October 15, 2002

d-lib is an ejournal I check out on a regular basis. This month's issue has two articles of note for us here today. First of all, "Comparing Library and User Related Costs of Print and Electronic Journal Collections: A First Step Towards a Comprehensive Analysis" more or less confirms what seems to me to be fairly obvious: that a library's total cost of managing journal subscriptions is less for ejournals than for print journals. The study also indicates that faculty and students make heavy use of ejournals, especially in terms of reading a wider range of journals than they would have before. Like I said, this seems obvious, but it's nice when reality works out like it should. I can certainly say that my experience with my own research-related work tells me that I much prefer using ejournals to print journals, almost to the point where I won't use a journal if I don't have access to the electronic version. At York, most of the library science print journals are at the humanities/social sciences library, about a five minute walk from my branch.
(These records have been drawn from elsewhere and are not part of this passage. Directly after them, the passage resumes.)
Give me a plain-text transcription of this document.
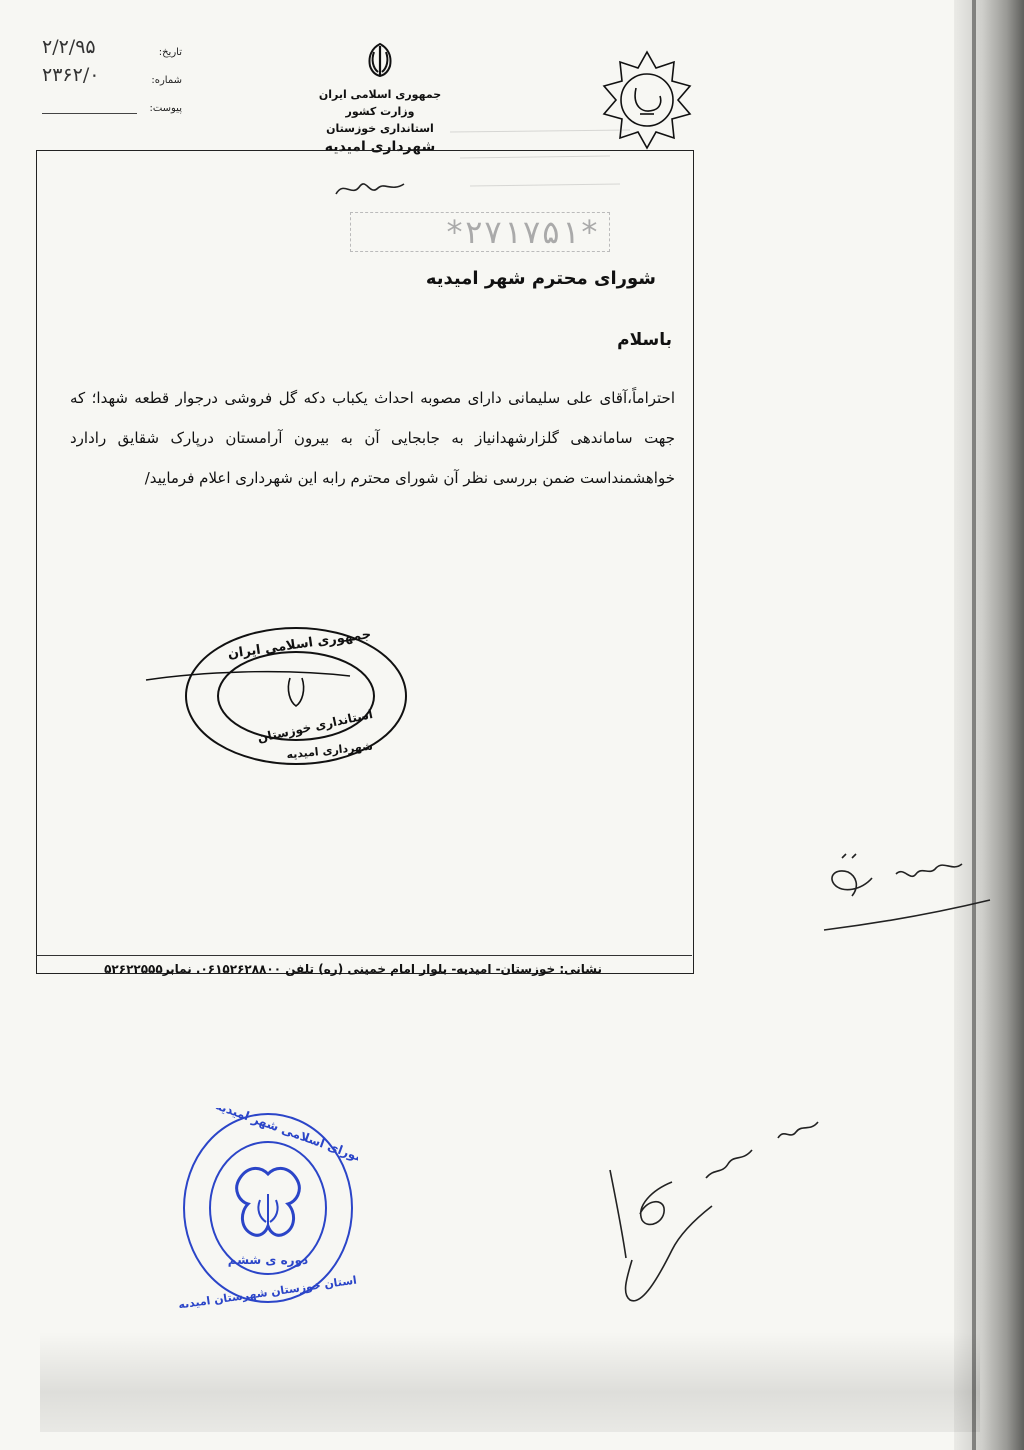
تاریخ:
۲/۲/۹۵
شماره:
۲۳۶۲/۰
پیوست:
جمهوری اسلامی ایران
وزارت کشور
استانداری خوزستان
شهرداری امیدیه
*۲۷۱۷۵۱*
شورای محترم شهر امیدیه
باسلام
احتراماً،آقای علی سلیمانی دارای مصوبه احداث یکباب دکه گل فروشی درجوار قطعه شهدا؛ که جهت ساماندهی گلزارشهدانیاز به جابجایی آن به بیرون آرامستان درپارک شقایق رادارد خواهشمنداست ضمن بررسی نظر آن شورای محترم رابه این شهرداری اعلام فرمایید/
جمهوری اسلامی ایران
استانداری خوزستان
شهرداری امیدیه
نشانی: خوزستان- امیدیه- بلوار امام خمینی (ره) تلفن ۰۶۱۵۲۶۲۸۸۰۰. نمابر۵۲۶۲۲۵۵۵
شورای اسلامی شهر امیدیه
دوره ی ششم
استان خوزستان شهرستان امیدیه
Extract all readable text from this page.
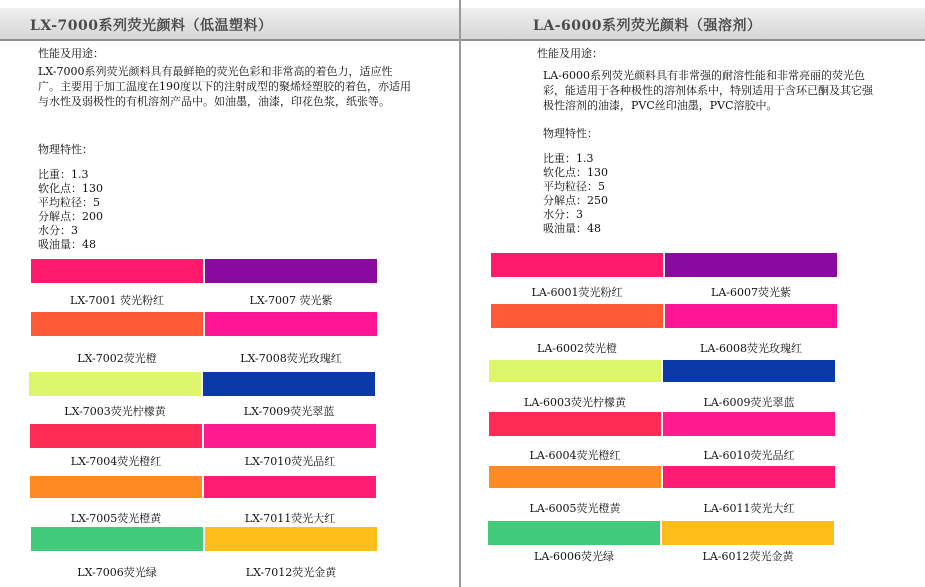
LX-7000系列荧光颜料（低温塑料）
性能及用途：
LX-7000系列荧光颜料具有最鲜艳的荧光色彩和非常高的着色力，适应性广。主要用于加工温度在190度以下的注射成型的聚烯烃塑胶的着色，亦适用与水性及弱极性的有机溶剂产品中。如油墨，油漆，印花色浆，纸张等。
物理特性：
比重：1.3
软化点：130
平均粒径：5
分解点：200
水分：3
吸油量：48
LX-7001 荧光粉红	LX-7007 荧光紫
LX-7002荧光橙	LX-7008荧光玫瑰红
LX-7003荧光柠檬黄	LX-7009荧光翠蓝
LX-7004荧光橙红	LX-7010荧光品红
LX-7005荧光橙黄	LX-7011荧光大红
LX-7006荧光绿	LX-7012荧光金黄
LA-6000系列荧光颜料（强溶剂）
性能及用途：
LA-6000系列荧光颜料具有非常强的耐溶性能和非常亮丽的荧光色彩，能适用于各种极性的溶剂体系中，特别适用于含环已酮及其它强极性溶剂的油漆，PVC丝印油墨，PVC溶胶中。
物理特性：
比重：1.3
软化点：130
平均粒径：5
分解点：250
水分：3
吸油量：48
LA-6001荧光粉红	LA-6007荧光紫
LA-6002荧光橙	LA-6008荧光玫瑰红
LA-6003荧光柠檬黄	LA-6009荧光翠蓝
LA-6004荧光橙红	LA-6010荧光品红
LA-6005荧光橙黄	LA-6011荧光大红
LA-6006荧光绿	LA-6012荧光金黄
The idea that I should have to get up and walk five minutes, find the location in the stacks of the journal I want, find a free photocopier and actually stand around photocopying the thing flashes me back to my old MLIS days at McGill. It seems so studenty. I have to say, I understand why faculty prefer ejournals because I do too.

The other interesting article is "Open Citation Linking: The Way Forward," about which I have no accompanying rant but is still well worth the attention of anyone interesting in the whole Open Archives movement.